Gradually his breathing slows. “Alvie?” His voice is drowsy, faraway.

“Yes.”

“Earlier, when we fought those guys, you were hissing and growling. And stomping your foot.”

“Rabbits will do that sometimes, when they’re threatened.”

“Oh.”

I expect him to ask more questions, but he just dozes off, as if that’s all the explanation he needs.

For a few minutes, I lie still, listening to him breathe. He’s very close and very warm. Though I’m feeling the physical symptoms of exhaustion—dry eyes, headache, a heaviness in my limbs—my mind is wide-awake. Maybe it’s the discomfort of being in a strange bed, the unfamiliar texture of the sheets, the scent of him clinging to the pillow. I turn my face and breathe it in deeply, holding it in my lungs. Particles of his, mingling with mine.

After a while, my bladder starts to ache. Carefully I slide out of the bed. Stanley stirs and murmurs something incoherent under his breath, but he doesn’t wake.
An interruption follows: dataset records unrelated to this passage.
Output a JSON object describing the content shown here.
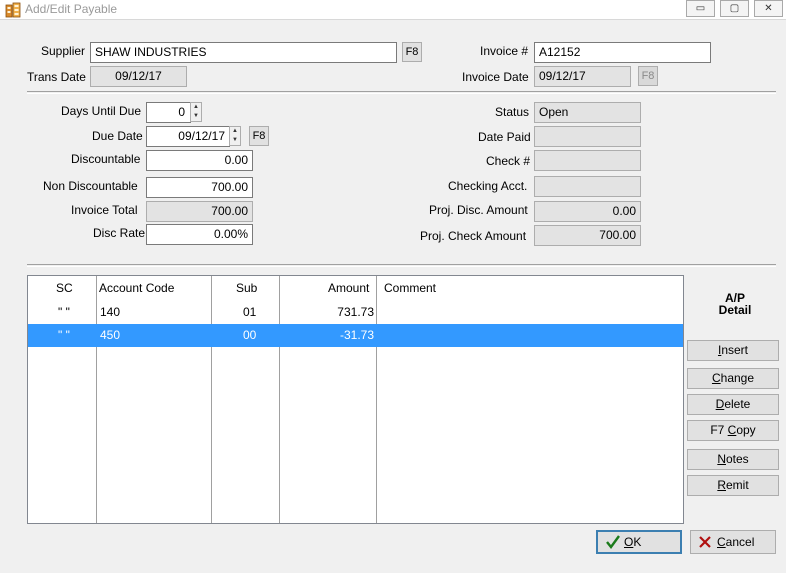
{
  "window": {
    "title": "Add/Edit Payable",
    "controls": {
      "minimize": "▭",
      "maximize": "▢",
      "close": "✕"
    }
  },
  "header": {
    "supplier_label": "Supplier",
    "supplier_value": "SHAW INDUSTRIES",
    "supplier_lookup": "F8",
    "trans_date_label": "Trans Date",
    "trans_date_value": "09/12/17",
    "invoice_no_label": "Invoice #",
    "invoice_no_value": "A12152",
    "invoice_date_label": "Invoice Date",
    "invoice_date_value": "09/12/17",
    "invoice_date_lookup": "F8"
  },
  "terms": {
    "days_until_due_label": "Days Until Due",
    "days_until_due_value": "0",
    "due_date_label": "Due Date",
    "due_date_value": "09/12/17",
    "due_date_lookup": "F8",
    "discountable_label": "Discountable",
    "discountable_value": "0.00",
    "non_discountable_label": "Non Discountable",
    "non_discountable_value": "700.00",
    "invoice_total_label": "Invoice Total",
    "invoice_total_value": "700.00",
    "disc_rate_label": "Disc Rate",
    "disc_rate_value": "0.00%"
  },
  "status_panel": {
    "status_label": "Status",
    "status_value": "Open",
    "date_paid_label": "Date Paid",
    "date_paid_value": "",
    "check_no_label": "Check #",
    "check_no_value": "",
    "checking_acct_label": "Checking Acct.",
    "checking_acct_value": "",
    "proj_disc_label": "Proj. Disc. Amount",
    "proj_disc_value": "0.00",
    "proj_check_label": "Proj. Check Amount",
    "proj_check_value": "700.00"
  },
  "grid": {
    "columns": [
      "SC",
      "Account Code",
      "Sub",
      "Amount",
      "Comment"
    ],
    "rows": [
      {
        "sc": "\" \"",
        "account": "140",
        "sub": "01",
        "amount": "731.73",
        "comment": ""
      },
      {
        "sc": "\" \"",
        "account": "450",
        "sub": "00",
        "amount": "-31.73",
        "comment": ""
      }
    ],
    "selected_row": 1
  },
  "detail_panel": {
    "title_line1": "A/P",
    "title_line2": "Detail",
    "buttons": {
      "insert": {
        "u": "I",
        "rest": "nsert"
      },
      "change": {
        "u": "C",
        "rest": "hange"
      },
      "delete": {
        "u": "D",
        "rest": "elete"
      },
      "copy": {
        "pre": "F7 ",
        "u": "C",
        "rest": "opy"
      },
      "notes": {
        "u": "N",
        "rest": "otes"
      },
      "remit": {
        "u": "R",
        "rest": "emit"
      }
    }
  },
  "footer": {
    "ok": {
      "u": "O",
      "rest": "K"
    },
    "cancel": {
      "u": "C",
      "rest": "ancel"
    }
  },
  "colors": {
    "selection": "#3399ff",
    "ok_check": "#1a7a1a",
    "cancel_x": "#b01010"
  }
}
Moonlight filters through the curtains, lighting the way as I tiptoe out of the room and down the hall.

On the way back from the bathroom, I pass a closed door and pause. Just a guest room, Stanley said.

I try the door. It creaks open, and I peek in.

The walls, the curtains, and the bedspread are patterned with bunches of pink roses. There are a few necklaces strewn on the dresser. A hairbrush. A stick of deodorant. A floral-patterned blouse hanging inside a half-open closet. And rows upon rows of porcelain figurines inside a huge glass cabinet—children, puppies, kittens, birds, all staring at me with their disproportionately large, inanimate eyes.

I take a few steps inside and touch the pillow. There’s a thin layer of dust that comes off on my hand. On the table next to the bed stands a picture—a blond woman and a tiny blond boy in a blue polo shirt, maybe five or six years old, smiling up at the camera. Stanley and his mother.

Her room. Her things. Left untouched all this time.

Outside the window, a cloud passes over the moon, and the shadows shift. For a moment, the covers on the bed seem to ripple, as if a breeze were blowing through the room, and the hairs on my neck stiffen. I retreat, easing the door shut behind me, then quietly slip back into bed with Stanley and curl against his side.